Меня отец Иван встретил далеко не приветливо.
— Поздно, поздно отца-то вспомнил! — сказал он мне сурово. — Видно, мертвые-то подождут, сперва с живыми похороводиться нужно…
— Я был уже у отца на могиле не раз, — ответил я.
— Так рубля, что ли, жаль было панихиду-то отслужить? — проворчал он.
Потом, сурово взглянув на меня, заметил:
— Тоже и не похвалил бы отец-то за то, как живешь!

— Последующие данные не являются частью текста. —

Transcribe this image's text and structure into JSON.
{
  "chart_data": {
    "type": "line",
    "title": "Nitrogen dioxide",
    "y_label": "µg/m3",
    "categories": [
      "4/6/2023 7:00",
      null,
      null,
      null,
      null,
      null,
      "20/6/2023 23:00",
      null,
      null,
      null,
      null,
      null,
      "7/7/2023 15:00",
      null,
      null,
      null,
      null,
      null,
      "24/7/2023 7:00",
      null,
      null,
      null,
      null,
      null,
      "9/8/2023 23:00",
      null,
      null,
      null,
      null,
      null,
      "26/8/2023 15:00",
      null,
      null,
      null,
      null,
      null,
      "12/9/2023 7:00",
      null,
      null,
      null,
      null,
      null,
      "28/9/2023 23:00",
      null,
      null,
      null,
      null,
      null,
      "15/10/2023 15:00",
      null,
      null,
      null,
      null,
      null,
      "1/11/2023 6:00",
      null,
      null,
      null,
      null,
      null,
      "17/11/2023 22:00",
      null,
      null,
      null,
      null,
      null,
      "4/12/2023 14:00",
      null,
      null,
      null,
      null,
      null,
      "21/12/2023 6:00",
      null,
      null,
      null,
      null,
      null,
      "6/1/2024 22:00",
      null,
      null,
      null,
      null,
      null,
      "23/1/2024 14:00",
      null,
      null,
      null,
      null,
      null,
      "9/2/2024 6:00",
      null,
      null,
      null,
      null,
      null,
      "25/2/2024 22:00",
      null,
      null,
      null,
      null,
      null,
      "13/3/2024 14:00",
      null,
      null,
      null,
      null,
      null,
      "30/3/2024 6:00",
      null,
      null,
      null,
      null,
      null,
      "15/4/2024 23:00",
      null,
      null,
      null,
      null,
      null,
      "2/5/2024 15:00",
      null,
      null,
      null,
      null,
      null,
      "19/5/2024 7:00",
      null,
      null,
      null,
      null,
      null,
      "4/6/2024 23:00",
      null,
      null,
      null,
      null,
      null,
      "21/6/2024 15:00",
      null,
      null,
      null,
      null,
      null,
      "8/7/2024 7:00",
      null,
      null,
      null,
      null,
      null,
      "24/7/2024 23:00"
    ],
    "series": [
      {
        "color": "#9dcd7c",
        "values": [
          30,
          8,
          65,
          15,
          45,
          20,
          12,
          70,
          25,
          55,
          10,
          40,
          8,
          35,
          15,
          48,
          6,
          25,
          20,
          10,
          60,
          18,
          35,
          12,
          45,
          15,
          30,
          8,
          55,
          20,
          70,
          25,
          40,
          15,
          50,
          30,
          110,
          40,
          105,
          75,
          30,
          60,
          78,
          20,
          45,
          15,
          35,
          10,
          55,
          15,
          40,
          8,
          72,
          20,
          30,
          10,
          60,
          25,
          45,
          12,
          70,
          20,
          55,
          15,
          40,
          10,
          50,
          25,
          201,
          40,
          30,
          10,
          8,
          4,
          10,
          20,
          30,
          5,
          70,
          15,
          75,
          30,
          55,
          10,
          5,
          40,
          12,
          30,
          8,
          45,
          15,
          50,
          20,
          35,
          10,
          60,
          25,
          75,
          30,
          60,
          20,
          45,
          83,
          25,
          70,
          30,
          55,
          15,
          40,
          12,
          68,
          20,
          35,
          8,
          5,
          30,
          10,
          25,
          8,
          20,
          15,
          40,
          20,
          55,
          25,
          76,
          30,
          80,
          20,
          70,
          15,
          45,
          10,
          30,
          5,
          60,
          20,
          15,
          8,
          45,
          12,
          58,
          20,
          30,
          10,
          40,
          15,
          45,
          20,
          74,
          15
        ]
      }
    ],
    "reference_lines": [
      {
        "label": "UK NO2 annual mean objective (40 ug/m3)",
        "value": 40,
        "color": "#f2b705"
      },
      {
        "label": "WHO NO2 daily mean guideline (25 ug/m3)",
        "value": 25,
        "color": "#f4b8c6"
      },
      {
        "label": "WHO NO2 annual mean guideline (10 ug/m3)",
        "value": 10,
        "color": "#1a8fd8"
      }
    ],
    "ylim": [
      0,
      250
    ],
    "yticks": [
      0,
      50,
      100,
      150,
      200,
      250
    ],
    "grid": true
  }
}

Вы, бары, пример должны подавать народу, а не так жить, что самим на свет стыдно смотреть… Губители вы, душами-то христианскими, как бабками играете: сшиб одну — хорошо, сшиб пяток — еще лучше… Душегубцы!..
Я молчал и торопился дойти до могилы отца, чтобы скорее началась панихида. Я чувствовал, что если я заговорю с отцом Иваном, то ни он не поймет меня, ни я не пойму его. Его брань можно было только слушать, признавая ее вполне заслуженною, или самому браниться с ним, не признавая вовсе ни его самого, ни его воззрений. Это фанатик, с которым нельзя спорить, совещаться. Отслужив панихиду и увидав на моих глазах слезы, он проговорил:
— Да, вот и кайся, кайся! Да грех-то свой загладь. Слезы-то — вода; греха ими не загладишь. Что, поди, ребенка скоро приживешь со своей любовницей? Что ж, так он и будет незаконным…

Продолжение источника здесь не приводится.